Golam Mostafa lived with his family for many years with an unhygienic pit latrine. Mostafa, the owner of a small printing press in Jamalpur town, had previously considered upgrading his latrine, particularly for his wife and young daughter’s use.  However, he didn't see the upgrade as a necessity nor could he afford the estimated US$83 a new system would cost him and his family.

But then Mostafa met Hafiz Rahman, a local sanitation entrepreneur from whom he would purchase his first improved, twin-pit offset latrine, complete with handwashing facilities.

Hafiz is one of more than 200 entrepreneurs in Bangladesh who received specialized training through a sanitation marketing program supported by the World Bank’s Water and Sanitation Program (WSP), alongside other partners.

Since 2008, the program has taught entrepreneurs such as Hafiz about the construction and maintenance of hygienic latrines, as well as how to combine social and commercial marketing approaches to stimulate demand for improved sanitation facilities for the benefit of the poor. Participants learn to emphasize the benefits of improved sanitary latrines and to offer a selection of product and payment options that are helping make improved sanitation options more widely available and affordable to all consumers.

While 90 million people in Bangladesh have moved away from practicing open defecation, diarrheal diseases are still the second-leading cause of child and infant mortality, creating an urgent need for better quality sanitation options. Many rural households that do have latrines use “direct pit latrines,” which lack a water seal and are extremely vulnerable to floods and storms, destroying the latrines and spilling their contents, which spreads disease.


Open Quotes

My wife and daughter feel secure using the latrine. I also now understand the benefits of having a good toilet, especially the comforts of using it. Close Quotes

Mostafa
Sanitation Customer

When they met, Hafiz talked to Mostafa about the importance of hygienic facilities with a durable superstructure and facilities for handwashing. He taught the printing press owner about the system’s benefits and also offered him a “hire-purchase” option, which allowed Mostafa to pay for his new latrine in 10 monthly installments. It wasn’t long before Mostafa’s neighbors followed his example. Today, not a single unhygienic pit latrine remains in their village cluster.

“My wife and daughter feel secure using the latrine. I also now understand the benefits of having a good toilet, especially the comforts of using it,” says Mostafa.

After receiving his sanitation marketing training, Hafiz and his wife, Salma Begum, launched a campaign in neighboring villages, hoping to motivate villagers to install hygienic latrines. They conducted demand-creation sessions to emphasize the benefits of improved sanitary latrines. As they presented photographs of various latrine models along with their cost, many participants approached the couple to place orders.

As Hafiz’s experience showed, the training helps entrepreneurs provide demand-based sanitation products and services. The aim is to effectively empower consumers and provide them with a choice of affordable options of hygienic toilet facilities. The program has motivated people to improve current sanitation practices and increased affordability for the poor thanks to the hire-purchase system.

Another member of Hafiz’s community, Laila Begum, and four members of her family used to share her neighbor’s latrine.
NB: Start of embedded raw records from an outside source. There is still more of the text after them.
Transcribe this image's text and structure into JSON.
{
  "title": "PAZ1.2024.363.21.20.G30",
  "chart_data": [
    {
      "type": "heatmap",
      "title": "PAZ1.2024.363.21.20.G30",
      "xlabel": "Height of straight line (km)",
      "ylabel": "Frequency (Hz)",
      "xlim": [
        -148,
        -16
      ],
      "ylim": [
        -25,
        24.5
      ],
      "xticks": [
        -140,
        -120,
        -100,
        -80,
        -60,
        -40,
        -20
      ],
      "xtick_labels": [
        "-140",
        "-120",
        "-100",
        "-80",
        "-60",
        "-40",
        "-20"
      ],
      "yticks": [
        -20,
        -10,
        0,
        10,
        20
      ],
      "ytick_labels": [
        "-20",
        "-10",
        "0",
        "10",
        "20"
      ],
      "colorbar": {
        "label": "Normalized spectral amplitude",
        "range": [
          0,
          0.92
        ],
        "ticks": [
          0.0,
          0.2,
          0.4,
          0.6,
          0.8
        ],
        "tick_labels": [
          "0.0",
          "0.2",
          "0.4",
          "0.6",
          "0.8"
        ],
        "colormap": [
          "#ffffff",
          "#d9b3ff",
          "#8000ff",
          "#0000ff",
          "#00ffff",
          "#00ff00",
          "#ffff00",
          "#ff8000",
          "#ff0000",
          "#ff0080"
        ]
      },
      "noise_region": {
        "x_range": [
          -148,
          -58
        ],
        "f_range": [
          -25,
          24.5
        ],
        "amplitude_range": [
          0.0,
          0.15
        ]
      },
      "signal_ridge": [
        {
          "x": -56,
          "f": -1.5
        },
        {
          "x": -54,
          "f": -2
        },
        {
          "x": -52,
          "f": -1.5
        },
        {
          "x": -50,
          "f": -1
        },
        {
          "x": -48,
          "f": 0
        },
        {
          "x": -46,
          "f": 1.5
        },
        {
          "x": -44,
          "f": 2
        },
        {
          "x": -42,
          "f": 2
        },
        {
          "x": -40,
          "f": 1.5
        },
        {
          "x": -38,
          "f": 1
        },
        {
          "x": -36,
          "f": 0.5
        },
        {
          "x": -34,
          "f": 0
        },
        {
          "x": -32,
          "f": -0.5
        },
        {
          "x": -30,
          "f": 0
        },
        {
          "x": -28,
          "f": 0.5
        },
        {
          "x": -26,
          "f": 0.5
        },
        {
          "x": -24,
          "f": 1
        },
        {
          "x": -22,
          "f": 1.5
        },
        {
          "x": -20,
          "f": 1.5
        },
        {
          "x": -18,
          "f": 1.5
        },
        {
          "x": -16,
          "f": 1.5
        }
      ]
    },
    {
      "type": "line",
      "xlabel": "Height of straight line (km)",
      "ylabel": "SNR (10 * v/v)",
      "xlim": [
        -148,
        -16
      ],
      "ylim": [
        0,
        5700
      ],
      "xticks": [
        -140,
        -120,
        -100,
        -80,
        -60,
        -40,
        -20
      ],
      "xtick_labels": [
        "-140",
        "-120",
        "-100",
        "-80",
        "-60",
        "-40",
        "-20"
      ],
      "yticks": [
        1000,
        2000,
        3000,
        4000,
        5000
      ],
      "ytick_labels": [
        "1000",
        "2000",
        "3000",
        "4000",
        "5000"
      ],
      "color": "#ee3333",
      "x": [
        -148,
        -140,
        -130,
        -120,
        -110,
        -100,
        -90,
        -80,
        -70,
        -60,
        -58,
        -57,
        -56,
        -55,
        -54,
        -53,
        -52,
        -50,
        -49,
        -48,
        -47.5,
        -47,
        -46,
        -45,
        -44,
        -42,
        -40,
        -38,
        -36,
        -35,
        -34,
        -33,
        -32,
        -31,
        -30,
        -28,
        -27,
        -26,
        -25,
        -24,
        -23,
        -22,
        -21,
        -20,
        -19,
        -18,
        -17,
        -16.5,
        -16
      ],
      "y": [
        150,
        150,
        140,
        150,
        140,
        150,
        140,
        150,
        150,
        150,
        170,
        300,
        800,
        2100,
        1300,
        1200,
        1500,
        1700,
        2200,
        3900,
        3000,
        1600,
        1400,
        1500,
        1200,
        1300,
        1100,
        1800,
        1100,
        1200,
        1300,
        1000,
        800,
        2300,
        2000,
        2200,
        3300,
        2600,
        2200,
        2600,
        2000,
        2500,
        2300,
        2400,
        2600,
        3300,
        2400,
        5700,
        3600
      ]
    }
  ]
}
Hafiz offered to build her a latrine at a cost of US$100 to be paid in installments. After putting down an advance, Laila paid the remaining amount in weekly installments. Once the latrine was built, Laila said confidently, “Investing in a latrine was indeed more worthwhile than earning more by investing in my present sewing work. My social prestige has improved after constructing a good-looking, improved latrine and I feel secure, which is more important. Hafiz really opened my eyes.”

And since US$100 remains cost prohibitive for some households, the program continues to work with entrepreneur networks and private companies on innovating product design, manufacturing, and distribution to further lower the cost of improved facilities.